Ces défauts contrebalancent ses qualités et font de Lièvre quelqu'un d'ambivalent, qui s'adapte aux circonstances, mais dont il ne tire pas forcément profit pour lui-même : rappelons qu'il est d'abord le défenseur des faibles et s'il agit en mal, c'est qu'il est guidé en cela par l'assurance du bien d'autrui (si ce n'est pour la sienne aussi !) Le conte africain, comme beaucoup d'autres, est avant tout moral, mais d'une moralité qui ne se veut pas rigoriste. C'est ce qui le rapproche, comme nous le verrons ensuite, mais aussi le distingue du Renard des fables françaises et d'autres types de héros populaires.

Par ailleurs, pour parvenir à ses fins, Lièvre recourt souvent à la musique.
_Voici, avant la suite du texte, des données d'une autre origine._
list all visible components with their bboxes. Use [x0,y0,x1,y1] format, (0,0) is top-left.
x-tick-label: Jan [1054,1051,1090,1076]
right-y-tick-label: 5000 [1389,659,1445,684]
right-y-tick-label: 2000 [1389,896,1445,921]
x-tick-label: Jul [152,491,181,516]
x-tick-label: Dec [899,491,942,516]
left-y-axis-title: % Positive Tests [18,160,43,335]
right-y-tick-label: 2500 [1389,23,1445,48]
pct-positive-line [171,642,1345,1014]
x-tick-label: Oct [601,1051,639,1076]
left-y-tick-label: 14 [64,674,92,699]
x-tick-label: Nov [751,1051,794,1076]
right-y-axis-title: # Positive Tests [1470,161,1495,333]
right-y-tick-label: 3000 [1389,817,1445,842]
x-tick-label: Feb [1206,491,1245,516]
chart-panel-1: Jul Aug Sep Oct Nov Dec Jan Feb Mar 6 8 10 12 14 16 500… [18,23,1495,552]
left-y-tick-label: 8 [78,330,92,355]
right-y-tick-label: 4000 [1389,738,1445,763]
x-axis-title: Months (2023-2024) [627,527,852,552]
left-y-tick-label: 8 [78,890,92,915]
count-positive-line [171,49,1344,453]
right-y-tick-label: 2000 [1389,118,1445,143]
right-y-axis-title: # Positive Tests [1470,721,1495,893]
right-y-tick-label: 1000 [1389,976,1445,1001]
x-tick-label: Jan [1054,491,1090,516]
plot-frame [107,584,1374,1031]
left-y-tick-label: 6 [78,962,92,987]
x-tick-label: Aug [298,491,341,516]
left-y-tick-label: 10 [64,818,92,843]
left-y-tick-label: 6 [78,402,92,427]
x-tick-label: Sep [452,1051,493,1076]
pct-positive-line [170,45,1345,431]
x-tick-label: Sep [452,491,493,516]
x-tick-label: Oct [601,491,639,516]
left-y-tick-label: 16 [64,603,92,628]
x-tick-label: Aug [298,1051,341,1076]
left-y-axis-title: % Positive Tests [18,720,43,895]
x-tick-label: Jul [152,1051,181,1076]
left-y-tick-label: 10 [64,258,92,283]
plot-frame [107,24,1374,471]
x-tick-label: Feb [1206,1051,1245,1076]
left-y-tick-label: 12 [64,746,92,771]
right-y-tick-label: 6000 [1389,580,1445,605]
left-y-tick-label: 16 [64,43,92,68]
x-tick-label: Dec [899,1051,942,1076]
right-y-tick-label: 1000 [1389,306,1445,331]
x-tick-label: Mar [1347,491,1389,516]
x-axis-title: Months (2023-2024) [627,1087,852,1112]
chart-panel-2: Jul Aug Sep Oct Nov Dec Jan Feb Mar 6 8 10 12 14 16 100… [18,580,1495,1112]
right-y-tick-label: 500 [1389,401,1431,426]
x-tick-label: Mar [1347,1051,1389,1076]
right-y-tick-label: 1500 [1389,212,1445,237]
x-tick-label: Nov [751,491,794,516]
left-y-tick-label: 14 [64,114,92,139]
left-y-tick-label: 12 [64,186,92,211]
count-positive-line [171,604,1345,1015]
Comme le note Senghor, "le rythme domine et anime tous les arts africains". Ainsi, "le chant, la musique et la danse sont un véritable don chez le lièvre". C'est un élément de magie, un ressort du merveilleux. Mohamadou Kane écrit à ce propos :

"C'est le chant qui sert souvent de véhicule au merveilleux.../... C'est de toute évidence par le chant, par le verbe poétique, la parole ayant retrouvé sa plénitude originelle, que l'on établit la communication et l'interpénétration entre les univers, de la réalité et du merveilleux."
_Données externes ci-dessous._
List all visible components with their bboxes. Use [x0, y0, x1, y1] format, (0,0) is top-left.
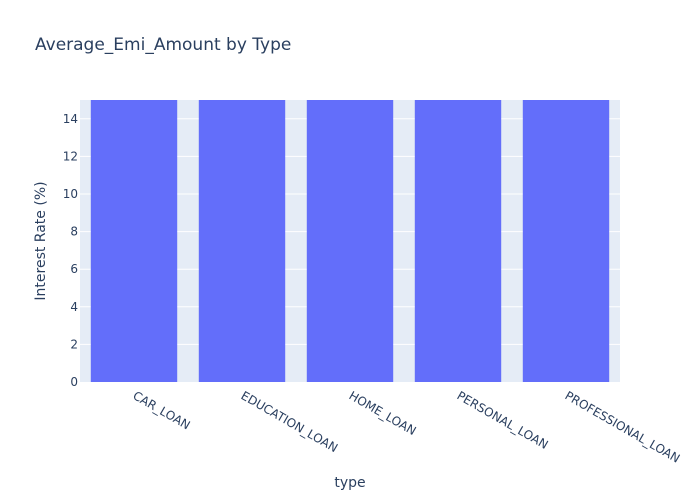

C'est l'élément rythmique qui fonde également la structure narrative du conte, avec ses répétitions, ses onomatopées, qui servent à charmer et envoûter l'auditoire. Procédé commun, certes, mais très présent bien sûr dans le corpus de contes africains.

Les partenaires du Lièvre

Comme nous l'avons noté, l'hyène est la principale partenaire du Rusé : c'est un "animal de malheur, une bête nuisible (qui a la réputation de déterrer les cadavres)". Elle n'est généralement désignée que par des sobriquets et des appellations péjoratives : "la noire", "celle du derrière", "la mal abaissée", "la puanteur", "la mauvaise gueule", etc.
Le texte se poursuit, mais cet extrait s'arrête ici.